4-cans Blackeyed Peas 

2-cup  Salsa (Pace) your heat selection

1-1/2 cup - Italian Dressing

1 cup each-Chopped Green and yellow Bell peppers ,Onion and Green onion-greens especially

Garlic to taste (for , a lot ; and if you roast it -even better

Cilantro -as you can handle, it's a hit or miss flavor

1 tsp. (to start as it is strong)Cumin

Dash of Sugar for blending the flavors.

S/P to taste

1/4 cup- Lime Juice

* use serrano for your hot , as they give it a better flavor -add then to the batch.
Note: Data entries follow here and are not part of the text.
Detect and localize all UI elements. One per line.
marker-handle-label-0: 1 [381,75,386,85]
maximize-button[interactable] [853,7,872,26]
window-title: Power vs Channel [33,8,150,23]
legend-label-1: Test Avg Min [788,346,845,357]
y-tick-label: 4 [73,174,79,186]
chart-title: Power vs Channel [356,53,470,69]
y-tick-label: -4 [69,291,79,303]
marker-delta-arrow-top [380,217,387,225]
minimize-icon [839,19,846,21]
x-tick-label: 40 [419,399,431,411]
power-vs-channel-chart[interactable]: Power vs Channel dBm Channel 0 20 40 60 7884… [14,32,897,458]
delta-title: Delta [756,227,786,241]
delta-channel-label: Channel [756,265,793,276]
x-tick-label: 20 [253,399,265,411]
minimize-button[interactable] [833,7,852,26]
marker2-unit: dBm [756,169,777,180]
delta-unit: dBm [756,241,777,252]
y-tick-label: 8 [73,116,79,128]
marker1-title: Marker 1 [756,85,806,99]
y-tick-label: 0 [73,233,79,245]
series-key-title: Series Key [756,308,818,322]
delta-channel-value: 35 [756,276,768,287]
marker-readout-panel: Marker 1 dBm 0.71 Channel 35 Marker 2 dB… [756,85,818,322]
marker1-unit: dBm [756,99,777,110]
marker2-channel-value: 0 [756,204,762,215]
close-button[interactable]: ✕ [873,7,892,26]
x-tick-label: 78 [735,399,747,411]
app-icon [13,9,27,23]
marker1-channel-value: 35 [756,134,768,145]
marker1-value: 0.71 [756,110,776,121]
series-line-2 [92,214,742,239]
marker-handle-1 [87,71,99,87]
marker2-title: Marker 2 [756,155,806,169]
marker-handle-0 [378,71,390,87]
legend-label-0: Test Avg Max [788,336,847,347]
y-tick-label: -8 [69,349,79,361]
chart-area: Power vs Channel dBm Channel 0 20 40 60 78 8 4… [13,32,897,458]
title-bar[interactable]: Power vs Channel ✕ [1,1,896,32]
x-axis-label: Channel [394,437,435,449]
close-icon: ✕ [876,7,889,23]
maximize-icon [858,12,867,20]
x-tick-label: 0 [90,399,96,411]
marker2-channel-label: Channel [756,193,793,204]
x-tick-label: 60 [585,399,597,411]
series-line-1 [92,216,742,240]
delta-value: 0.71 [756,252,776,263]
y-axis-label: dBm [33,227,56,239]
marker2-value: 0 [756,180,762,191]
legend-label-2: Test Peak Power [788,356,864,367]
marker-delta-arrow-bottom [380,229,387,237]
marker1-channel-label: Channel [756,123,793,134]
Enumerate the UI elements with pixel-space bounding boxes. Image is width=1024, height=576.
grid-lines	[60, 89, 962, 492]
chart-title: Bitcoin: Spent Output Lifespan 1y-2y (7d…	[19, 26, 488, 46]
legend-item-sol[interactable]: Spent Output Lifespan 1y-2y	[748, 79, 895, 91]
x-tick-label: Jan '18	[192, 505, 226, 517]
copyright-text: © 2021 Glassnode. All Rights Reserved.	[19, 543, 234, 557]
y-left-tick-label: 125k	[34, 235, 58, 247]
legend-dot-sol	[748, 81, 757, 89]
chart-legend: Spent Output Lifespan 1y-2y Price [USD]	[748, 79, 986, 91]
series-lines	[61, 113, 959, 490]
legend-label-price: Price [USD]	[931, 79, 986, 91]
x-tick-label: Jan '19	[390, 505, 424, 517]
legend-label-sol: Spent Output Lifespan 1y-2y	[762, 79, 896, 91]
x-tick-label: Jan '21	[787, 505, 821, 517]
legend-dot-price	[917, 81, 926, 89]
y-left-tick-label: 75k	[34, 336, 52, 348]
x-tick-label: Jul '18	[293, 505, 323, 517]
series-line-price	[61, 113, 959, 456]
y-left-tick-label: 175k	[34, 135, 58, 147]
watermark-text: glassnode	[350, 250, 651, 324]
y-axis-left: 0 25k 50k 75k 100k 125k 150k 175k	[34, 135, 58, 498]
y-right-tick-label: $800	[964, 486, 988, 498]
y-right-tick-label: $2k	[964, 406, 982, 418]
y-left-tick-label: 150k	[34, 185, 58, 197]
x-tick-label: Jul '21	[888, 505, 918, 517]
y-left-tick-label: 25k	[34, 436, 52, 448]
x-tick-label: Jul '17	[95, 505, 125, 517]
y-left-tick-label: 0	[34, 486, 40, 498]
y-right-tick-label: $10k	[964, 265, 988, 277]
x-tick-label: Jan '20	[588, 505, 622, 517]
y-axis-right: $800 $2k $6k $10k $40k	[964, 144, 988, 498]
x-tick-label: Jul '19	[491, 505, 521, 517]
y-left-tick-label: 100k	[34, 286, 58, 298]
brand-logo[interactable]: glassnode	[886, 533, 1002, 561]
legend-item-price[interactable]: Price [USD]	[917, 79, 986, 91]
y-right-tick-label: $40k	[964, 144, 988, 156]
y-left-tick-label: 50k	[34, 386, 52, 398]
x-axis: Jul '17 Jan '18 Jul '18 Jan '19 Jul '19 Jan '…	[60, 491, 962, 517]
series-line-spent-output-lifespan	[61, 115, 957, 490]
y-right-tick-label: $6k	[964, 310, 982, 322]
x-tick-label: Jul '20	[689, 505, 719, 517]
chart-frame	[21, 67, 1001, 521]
serve with chips or as a condiment or a salad - less risk than potato salad and just as good...

Enjoy and ...


----------



## smokinhusker (Jul 9, 2012)

Sounds pretty darn good! Thanks for the recipe.


----------



## chef jimmyj (Jul 9, 2012)

Sound mighty tasty!...JJ


----------



## wildflower (Jul 9, 2012)

sounds good BUT you've never had MY potato salad


----------



## oldschoolbbq (Jul 9, 2012)

I'll bet it's crazy good, however I was trying to give a recipe that doesn't spoil, like a lot of Potato Salads do.

But just for the fun of it, how about a recipe?

Have fun and...


----------



## jirodriguez (Jul 10, 2012)

(heh-heh couldn't resist, it's not often we can do this to one of Stan's posts)

.... and that does sound like a good salad!


----------



## oldschoolbbq (Jul 10, 2012)

There ya go, now I don'y go to the Penalty box again...


----------